Com poesia, fonoaudióloga ensina travestis e transexuais a modular voz



Denise Mallet ajuda grupo alterar a fala sem comprometer as cordas vocais.
Perfil de Denise Mallet é parte da história da cidade que faz 459 anos.


FONTE: Lívia Machado
Do G1 São Paulo
Com a ajuda de Manuel Bandeira, Denise Mallet transforma voz de travestis e transexuais de SP (Foto: Lívia Machado/G1)

Com a ajuda de Manuel Bandeira, Denise Mallet transforma voz de travestis e transexuais de SP (Foto: Lívia Machado/G1)

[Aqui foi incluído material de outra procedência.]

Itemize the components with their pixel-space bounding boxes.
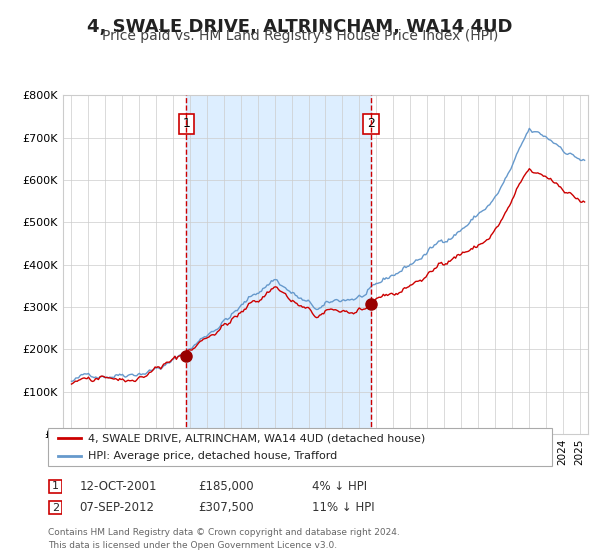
Text: £307,500: £307,500: [198, 501, 254, 515]
Text: Contains HM Land Registry data © Crown copyright and database right 2024.
This d: Contains HM Land Registry data © Crown c…: [48, 529, 400, 550]
Text: 4% ↓ HPI: 4% ↓ HPI: [312, 480, 367, 493]
Text: Price paid vs. HM Land Registry's House Price Index (HPI): Price paid vs. HM Land Registry's House …: [102, 29, 498, 43]
Text: £185,000: £185,000: [198, 480, 254, 493]
Text: 4, SWALE DRIVE, ALTRINCHAM, WA14 4UD (detached house): 4, SWALE DRIVE, ALTRINCHAM, WA14 4UD (de…: [88, 433, 425, 443]
Text: 4, SWALE DRIVE, ALTRINCHAM, WA14 4UD: 4, SWALE DRIVE, ALTRINCHAM, WA14 4UD: [87, 18, 513, 36]
Text: 1: 1: [52, 482, 59, 491]
Text: 2: 2: [52, 503, 59, 512]
Text: 2: 2: [367, 118, 375, 130]
Text: 1: 1: [182, 118, 190, 130]
Text: 12-OCT-2001: 12-OCT-2001: [79, 480, 157, 493]
Text: 11% ↓ HPI: 11% ↓ HPI: [312, 501, 374, 515]
Text: HPI: Average price, detached house, Trafford: HPI: Average price, detached house, Traf…: [88, 451, 338, 461]
Bar: [187, 95, 371, 434]
Text: 07-SEP-2012: 07-SEP-2012: [79, 501, 154, 515]
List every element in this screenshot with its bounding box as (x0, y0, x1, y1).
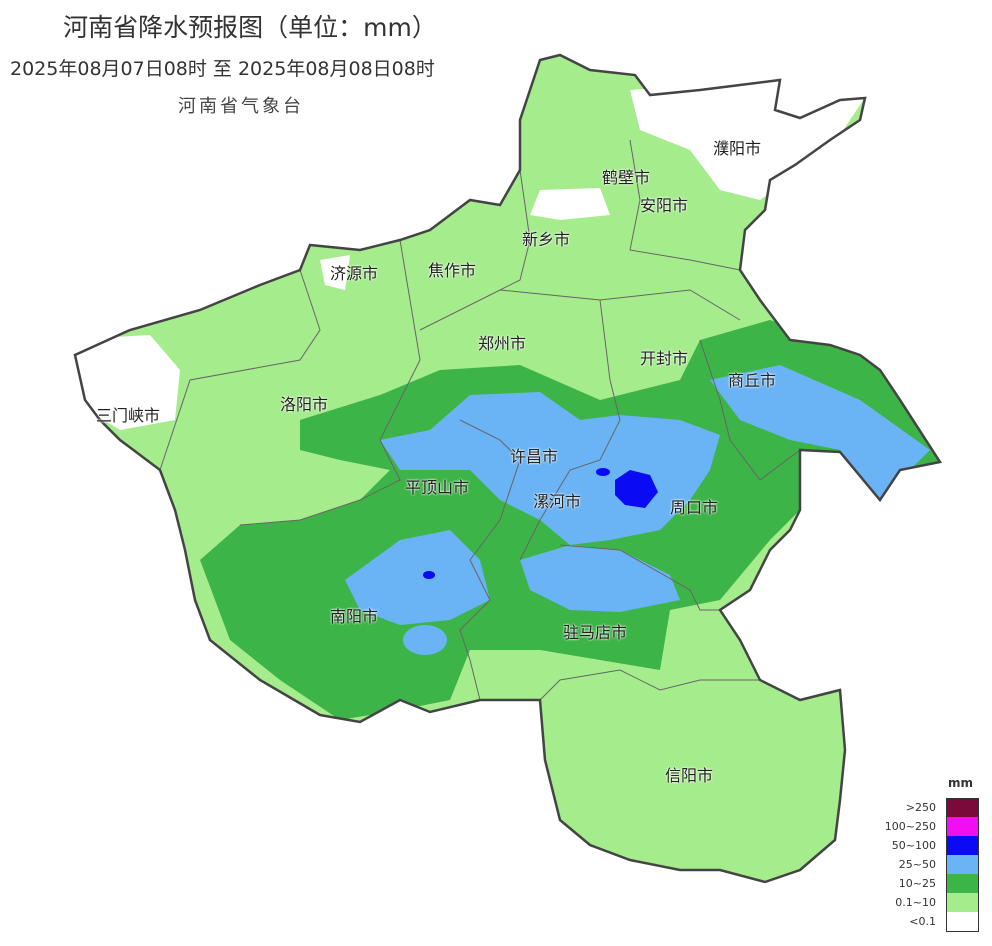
legend-swatch (946, 798, 979, 818)
city-label-zhengzhou: 郑州市 (478, 334, 527, 353)
legend-item: 100~250 (880, 817, 980, 836)
legend-item: 25~50 (880, 855, 980, 874)
agency-name: 河南省气象台 (178, 96, 304, 117)
legend-label: 0.1~10 (895, 896, 936, 909)
legend-swatch (946, 817, 979, 836)
rain-50-100-areas (423, 468, 658, 579)
legend-item: 10~25 (880, 874, 980, 893)
city-label-jiyuan: 济源市 (330, 264, 379, 283)
legend-label: >250 (905, 801, 936, 814)
legend-label: 100~250 (884, 820, 936, 833)
forecast-period: 2025年08月07日08时 至 2025年08月08日08时 (10, 58, 435, 80)
city-label-zhoukou: 周口市 (670, 498, 719, 517)
legend-swatch (946, 855, 979, 874)
city-label-anyang: 安阳市 (640, 196, 689, 215)
legend-swatch (946, 912, 979, 932)
city-label-jiaozuo: 焦作市 (428, 261, 477, 280)
city-label-nanyang: 南阳市 (330, 607, 379, 626)
legend-swatch (946, 874, 979, 893)
city-label-xinxiang: 新乡市 (522, 230, 571, 249)
city-label-xuchang: 许昌市 (510, 447, 559, 466)
legend-item: 0.1~10 (880, 893, 980, 912)
legend-unit: mm (948, 776, 974, 790)
city-label-zhumadian: 驻马店市 (563, 623, 628, 642)
legend-label: <0.1 (909, 915, 936, 928)
city-label-sanmenxia: 三门峡市 (96, 406, 161, 425)
city-label-pingdingshan: 平顶山市 (405, 478, 470, 497)
city-boundaries (159, 139, 801, 701)
legend-swatch (946, 893, 979, 912)
legend-label: 10~25 (898, 877, 936, 890)
city-label-luoyang: 洛阳市 (280, 395, 329, 414)
city-label-hebi: 鹤壁市 (602, 168, 651, 187)
legend-item: <0.1 (880, 912, 980, 932)
legend-swatch (946, 836, 979, 855)
province-outline (73, 53, 943, 884)
city-label-shangqiu: 商丘市 (728, 371, 777, 390)
legend-item: >250 (880, 798, 980, 818)
city-label-xinyang: 信阳市 (665, 766, 714, 785)
legend-label: 50~100 (891, 839, 936, 852)
city-label-kaifeng: 开封市 (640, 349, 689, 368)
city-label-puyang: 濮阳市 (713, 139, 762, 158)
legend-item: 50~100 (880, 836, 980, 855)
map-title: 河南省降水预报图（单位：mm） (63, 13, 437, 42)
city-label-luohe: 漯河市 (533, 492, 582, 511)
legend-label: 25~50 (898, 858, 936, 871)
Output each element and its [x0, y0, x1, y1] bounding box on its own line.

Há três anos, Denise Mallet, 61 anos, ensina os travestis e transexuais de São Paulo a modular a voz. Para que as cordas vocais desse público não sejam prejudicadas, a especialista oferece uma técnica singela e, segundo ela, bastante eficaz. Com poesia, a especialista mostra que é possível assumir uma maneira masculina ou feminina de falar, sem precisar afinar ou engrossar a voz.
(A trajetória de Denise Mallet é parte da cidade que chega aos 459 anos nesta sexta, 25. Para celebrar o aniversário de São Paulo, o G1 mostra 25 paulistanos de origem ou "adotados" pela metrópole. Leia todas as histórias.)
O tratamento, pioneiro e ainda único no Brasil, é oferecido gratuitamente no Ambulatório para Saúde Integral de Travestis e Transexuais de São Paulo, projeto realizado no Centro de Referência e Treinamento DST/Aids, onde Denise atua desde 2001. De junho de 2009 a janeiro de 2013, o ambulatório registrou 1.322 pacientes agendados.
Declamando versos, ela ajuda esse grupo especifico a deixar a voz saudável e compatível com o visual já modificado. “Esteticamente é fácil, mas e a voz? É o que denuncia. No caso das travestis, elas usam falsetes, tem uma forma de produzir um som nasal para minimizar o tom grave da voz masculina", explica.
Com voz suave, ela apresenta obras da literatura brasileira em diferentes interpretações.“São pessoas muito nervosas, tensas, machucadas. E a poesia é muito leve. Então, é um momento de paz, serenidade, recebido com prazer. Com a ‘A Rua das rimas’ (poema de Guilherme de Almeida), muitas choram.”
O trabalho demanda tempo, e disponibilidade de ambas as partes. Denise revela que é preciso, em média, 40 a 50 dias para que os pacientes fiquem à vontade. “Tenho que resgatar a voz natural. E isso é muito difícil para esse público. Até mesmo dentro do consultório.”
Para ter êxito com uma população tão carente e fragilizada, Denise desenvolve a técnica de modulação da palavra. O que ela oferece é uma espécie de maquiagem na fala.  “Começo a mostrar para o paciente que posso emitir a poesia de várias formas. A voz continua a mesma, mas auditivamente parece outra. O importante não é falar fino ou grosso, é ter um jeito feminino ou masculino de falar.”
A poesia abre terreno para introduzir a prosa. A eficácia, em alguns casos, vai além da técnica. Com a ajuda de Manuel Bandeira - o queridinho da médica - e Cecília Meireles, ela também desperta nos pacientes o prazer pela leitura. “Fiquei muito contente que muitas foram às livrarias atrás dos autores que uso em consultório e descobriram inúmeros outros. Abre caminho para o conhecimento e coisas boas.”